Truman Capote's earlier works still resonate


Before he declined, he dazzled.

While some writers gain power as they mature, Truman Capote, subject of a new feature film, Capote, spiraled down, personally and professionally. But several of his works, mostly the early ones, qualify as very good literature:

Other Voices, Other Rooms: This 1948 book was Capote's first published novel, and it was a fine start. Vivid and lean, it's the story of Joel Knox, who is searching for his lost father - a theme drawn directly from Capote's life. He was 23 when the novel came out, and it could be argued that he never surpassed it until In Cold Blood in 1965.

Summer Crossing: Although Other Voices, Other Rooms was Capote's first published novel, it was the second he had written. He revealed years later that the Summer Crossing manuscript had been lost. It was found recently, and Random House will publish it next week. Capote's verdict? "Not bad, as I remember. Technically accomplished, an interesting enough tale, but without intensity or pain ... "

A Diamond Guitar: Capote did not produce many short stories, but he wrote some memorable ones. This one, set on a prison farm, is a rather bleak tale, but Capote brightens it with his phrasing - "scraps of sunlight blew about them like butterflies."

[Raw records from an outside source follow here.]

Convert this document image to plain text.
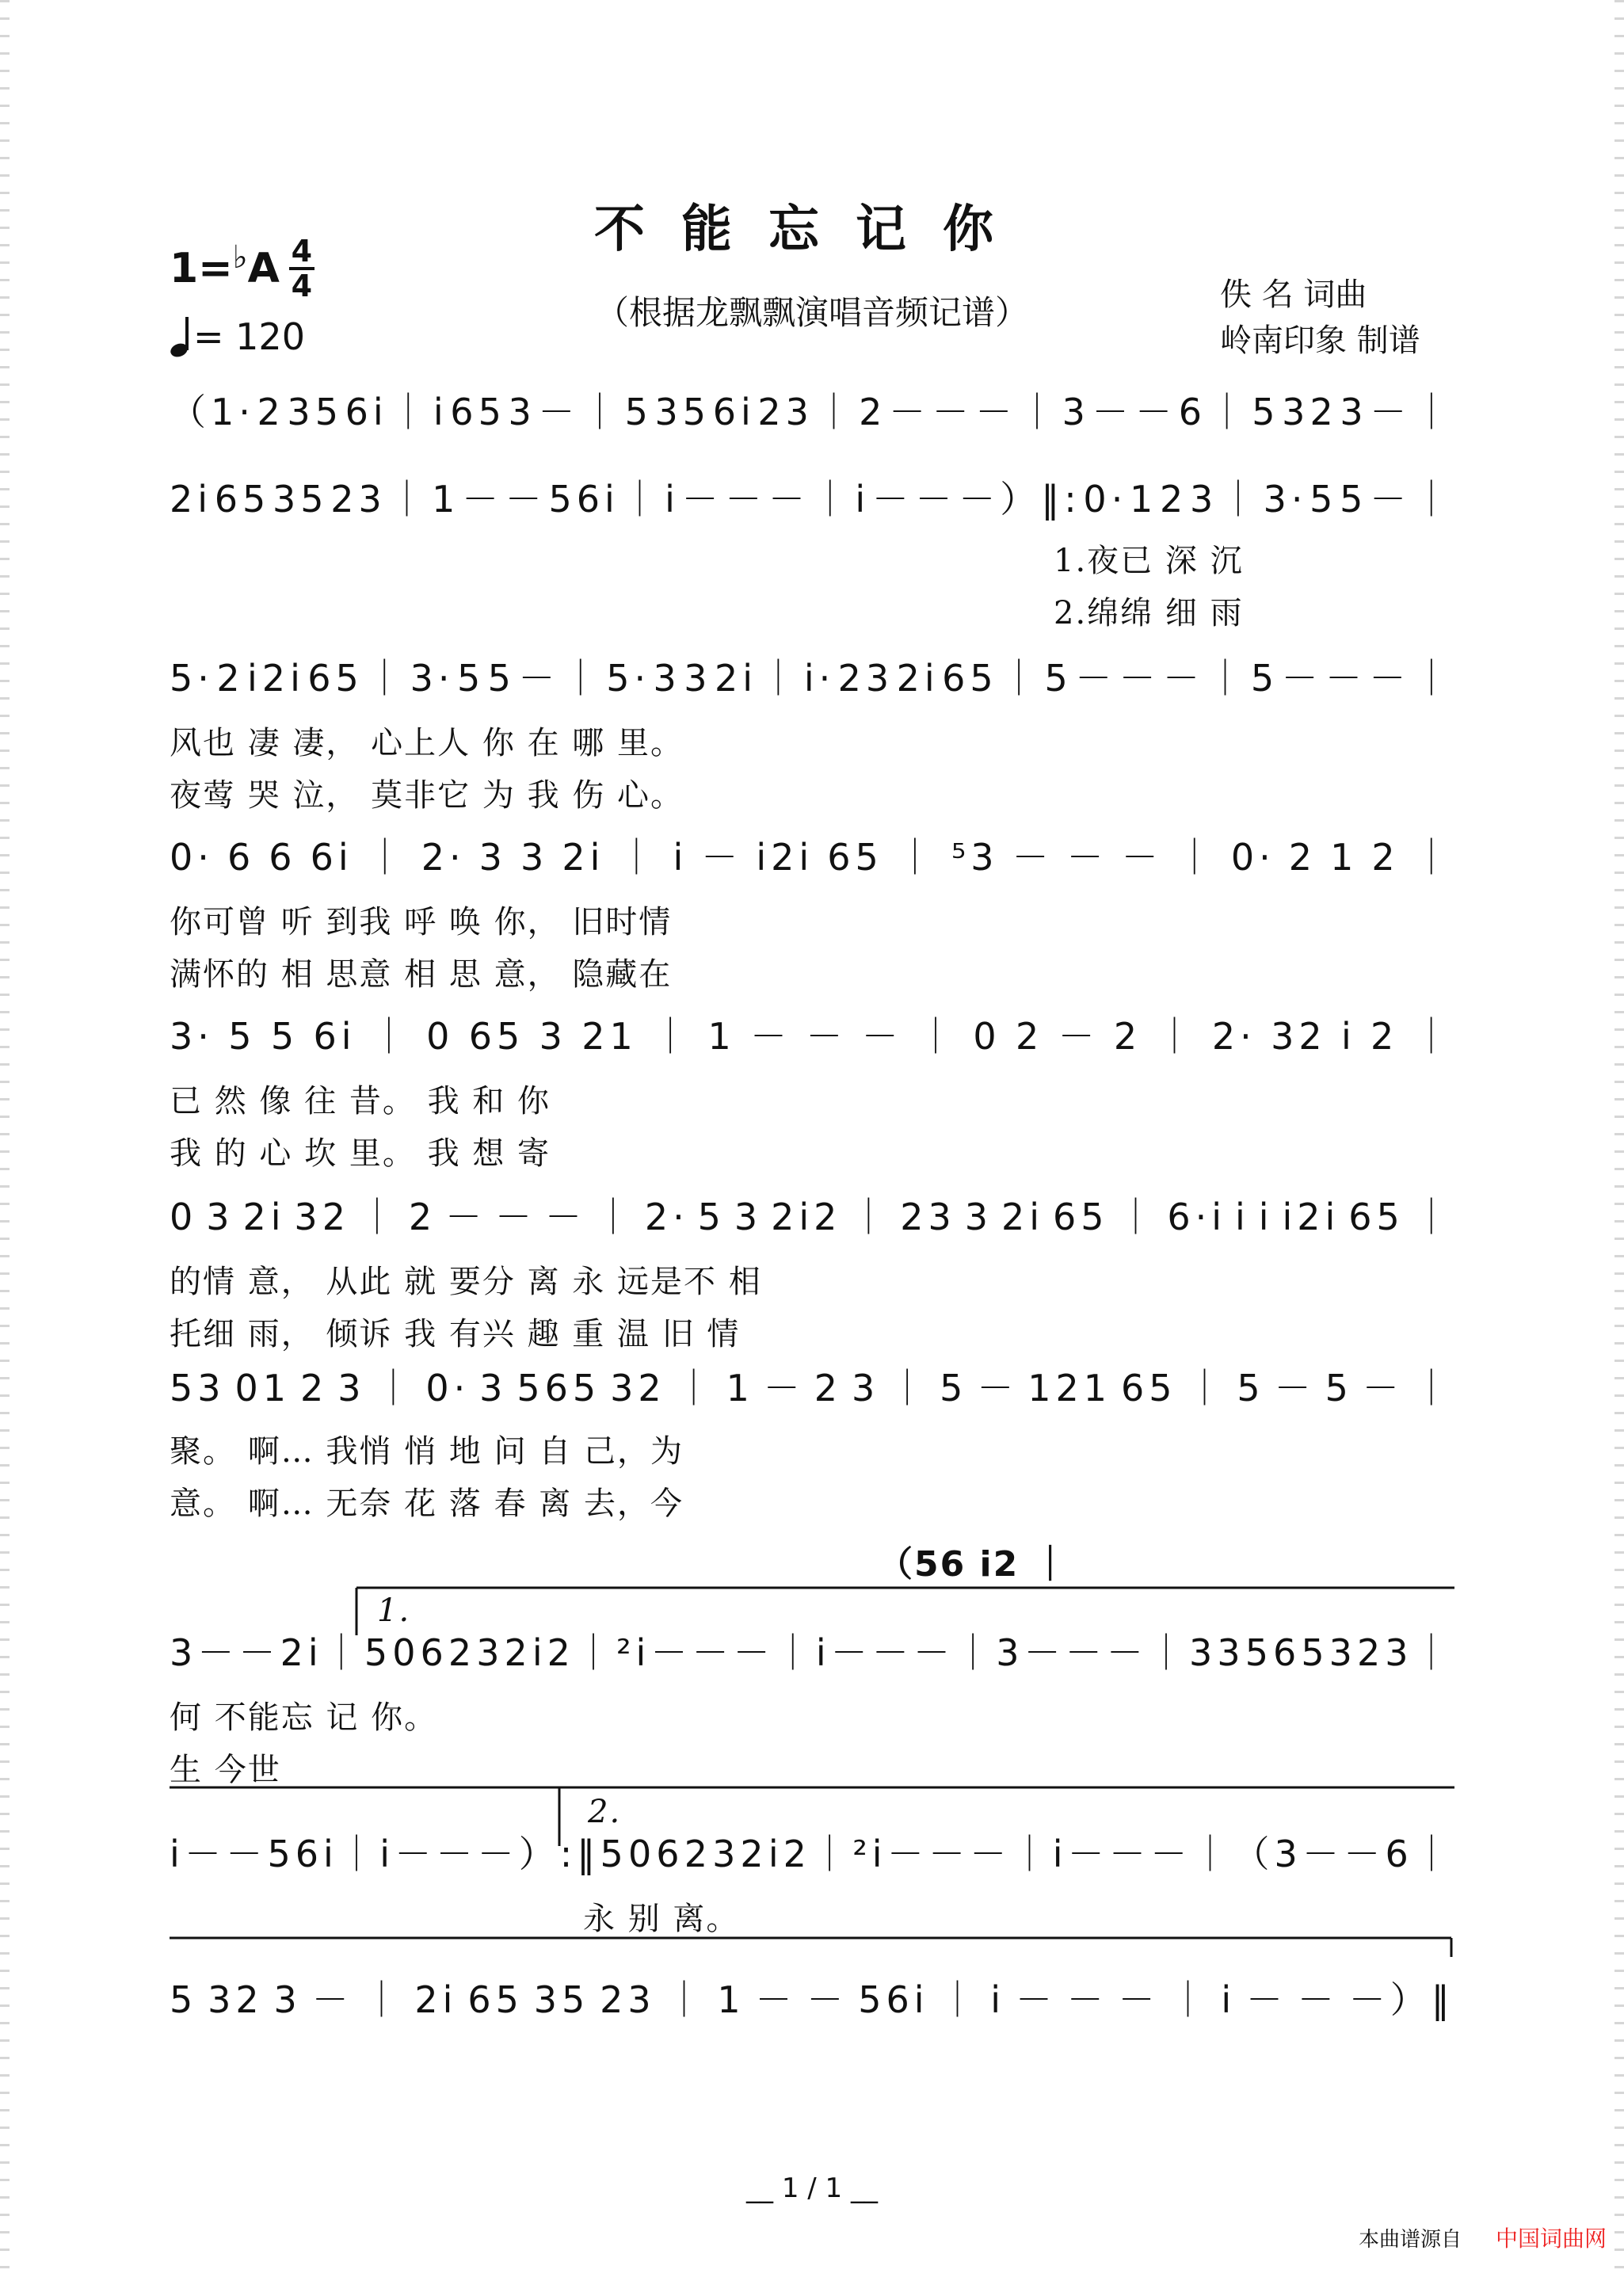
不能忘记你
（根据龙飘飘演唱音频记谱）
1= ♭ A $\frac{4}{4}$
= 120
佚 名 词曲
岭南印象 制谱
（1· 2 35 6i ｜ i 65 3 － ｜ 5 35 6i 23 ｜ 2 － － － ｜ 3 － － 6 ｜ 5 32 3 － ｜
2i 65 35 23 ｜ 1 － － 56i ｜ i － － － ｜ i － － －）‖: 0· 1 2 3 ｜ 3· 5 5 － ｜
1.夜已 深 沉
2.绵绵 细 雨
5· 2 i2i 65 ｜ 3· 5 5 － ｜ 5· 3 3 2i ｜ i· 23 2i 65 ｜ 5 － － － ｜ 5 － － － ｜
风也 凄 凄， 心上人 你 在 哪 里。
夜莺 哭 泣， 莫非它 为 我 伤 心。
0· 6 6 6i ｜ 2· 3 3 2i ｜ i － i2i 65 ｜ ⁵3 － － － ｜ 0· 2 1 2 ｜
你可曾 听 到我 呼 唤 你， 旧时情
满怀的 相 思意 相 思 意， 隐藏在
3· 5 5 6i ｜ 0 65 3 21 ｜ 1 － － － ｜ 0 2 － 2 ｜ 2· 32 i 2 ｜
已 然 像 往 昔。 我 和 你
我 的 心 坎 里。 我 想 寄
0 3 2i 32 ｜ 2 － － － ｜ 2· 5 3 2i2 ｜ 23 3 2i 65 ｜ 6·i i i i2i 65 ｜
的情 意， 从此 就 要分 离 永 远是不 相
托细 雨， 倾诉 我 有兴 趣 重 温 旧 情
53 01 2 3 ｜ 0· 3 565 32 ｜ 1 － 2 3 ｜ 5 － 121 65 ｜ 5 － 5 － ｜
聚。 啊… 我悄 悄 地 问 自 己，为
意。 啊… 无奈 花 落 春 离 去，今
（56 i2 ｜
1.
3 － － 2i ｜ 5 06 232 i2 ｜ ²i － － － ｜ i － － － ｜ 3 － － － ｜ 33 56 53 23 ｜
何 不能忘 记 你。
生 今世
2.
i － － 56i ｜ i － － －）:‖ 5 06 232 i2 ｜ ²i － － － ｜ i － － － ｜（3 － － 6 ｜
永 别 离。
5 32 3 － ｜ 2i 65 35 23 ｜ 1 － － 56i ｜ i － － － ｜ i － － －）‖
__ 1 / 1 __
本曲谱源自 中国词曲网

A Christmas Memory: Yes, it's sentimental, which is why it got the Hallmark Hall of Fame treatment some years back. But it's so charming that one overlooks the schmaltz: "Imagine a morning in late November. A coming of winter morning more than twenty years ago. Consider the kitchen of a spreading old house in a country town."

In Cold Blood: The problems with this "nonfiction novel" are well-documented. But the bottom line is that this story of one of the most infamous murders in American history is a piece of howling darkness, a narrative that gets inside you and shadows your soul. My first time, I read it in two sittings - and the sleep I got between those sessions was profoundly disturbed by a series of dreams.